The tool contains a core set of items that are collected on all patients and a supplemental set that measures severity if a patient has a specific condition. Most of the items are commonly collected in each setting but the exact language may vary by site. The tool standardizes the language used with all Medicare admissions.

Each level of care has specific modules to complete. The acute care hospital has the shortest version, particularly for patients being discharged to home with limited need for continuing care services.

The content will follow the patient through the continuum, giving providers at each level of care access to information from other providers.

"The tool will make it possible to follow a patient's progress across an entire episode of care, something that has been lacking for some time. Unless a hospital has affiliated home care agencies or post-acute facilities, the hospital loses track of the patient once he or she is discharged," says Diane E. Holland, PhD, RN, clinical nurse researcher, department of nursing at the Mayo Clinic and assistant professor of nursing at the College of Medicine in Rochester, MN. Holland served as a member of the technical expert panel for development of the CARE tool.

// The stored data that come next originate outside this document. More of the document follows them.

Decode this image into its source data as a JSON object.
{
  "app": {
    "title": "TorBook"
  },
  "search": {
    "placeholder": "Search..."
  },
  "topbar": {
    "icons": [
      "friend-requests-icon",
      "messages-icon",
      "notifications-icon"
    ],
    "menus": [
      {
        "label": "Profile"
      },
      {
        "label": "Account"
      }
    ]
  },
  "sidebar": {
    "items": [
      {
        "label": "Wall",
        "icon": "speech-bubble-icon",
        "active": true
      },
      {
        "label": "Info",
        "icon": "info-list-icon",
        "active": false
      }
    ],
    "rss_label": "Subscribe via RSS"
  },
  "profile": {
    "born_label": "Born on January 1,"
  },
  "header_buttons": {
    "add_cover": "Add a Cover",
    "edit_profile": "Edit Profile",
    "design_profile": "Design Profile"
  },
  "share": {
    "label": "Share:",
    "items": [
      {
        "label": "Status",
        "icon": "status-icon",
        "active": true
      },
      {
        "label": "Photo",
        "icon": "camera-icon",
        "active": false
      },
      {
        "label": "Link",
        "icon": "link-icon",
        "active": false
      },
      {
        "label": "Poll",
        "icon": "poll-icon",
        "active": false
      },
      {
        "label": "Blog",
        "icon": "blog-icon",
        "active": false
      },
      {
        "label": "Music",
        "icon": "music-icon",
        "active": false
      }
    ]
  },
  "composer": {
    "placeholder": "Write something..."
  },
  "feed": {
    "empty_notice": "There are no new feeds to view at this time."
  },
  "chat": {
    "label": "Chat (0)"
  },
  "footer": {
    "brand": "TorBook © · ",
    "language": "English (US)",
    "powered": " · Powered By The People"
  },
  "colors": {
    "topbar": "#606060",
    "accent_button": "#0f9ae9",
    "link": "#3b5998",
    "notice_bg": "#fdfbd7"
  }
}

The primary goal of the demonstration project is to provide CMS with information that will help better understand costs and outcomes across different post-acute care sites, says Barbara Gage, PhD, MPA, director of post-acute research at RTI International.

"The goal is to help identify patient characteristics that can impact on care decisions and resources needed," she says.

Although one of CMS' aims is payment reform for post-acute care, the development of the CARE tool has the potential to improve case management workflow and reduce queries from post-acute care providers, Gage says.

"Patients are moving across the continuum more rapidly than ever before. The tool aims to bridge the gaps that often occur between levels of care. If everybody is using the same language to measure acuity, providers will be able to share information as patients transition to another level of care, care needs will be better understood, and outcomes will be better managed," adds Jackie Birmingham, RN, BSN, MS, CMAC, vice president of professional services at Curaspan Health Group in Newton, MA.

Use of the CARE tool will provide more consistent and better directed discharge planning. In addition, the assessment performed during the most stressful time in the patient's episode of care will be better communicated to the next level of care, she adds.

When the CARE tool is fully implemented, it will be available to approved providers through a HIPAA-compliant web site.

The majority of the information already is being recorded on patients, especially if they are going to a post-acute setting, says Holland.

"When hospitals start using the tool, it will be a matter of working with the hospital information technology department to determine how to best access the information already recorded in the medical record," Holland says.

Having complete, standardized information about patient conditions and complexity should eventually help discharge planners identify the most appropriate level of care for similar patients, Holland says.

When the information collected by the CARE tool is aggregated, case managers will be able to use the data to show patients that people with similar conditions treated in a particular setting had good outcomes, she adds.

"Information will be consistent across institutions and delivery settings. Providers will have documented access to current information across the continuum, which will help streamline referrals and handoffs," she says.

The CARE tool may help hospitals better prepare patients for their recovery and improve the process of transitioning the patient from one level to the next, Holland says.

"As discharge planning clinicians, we know that the discharge planning assessment begins on admission, or in some cases, before the patient is admitted. The CARE tool allows us to pause at a very critical juncture to make sure that the planning for the patient's continuing care fits in with where the patient is at that time," Holland says.

"What is really important is that we will be able to help people make a decision about post-acute care, based on the best outcomes," she adds.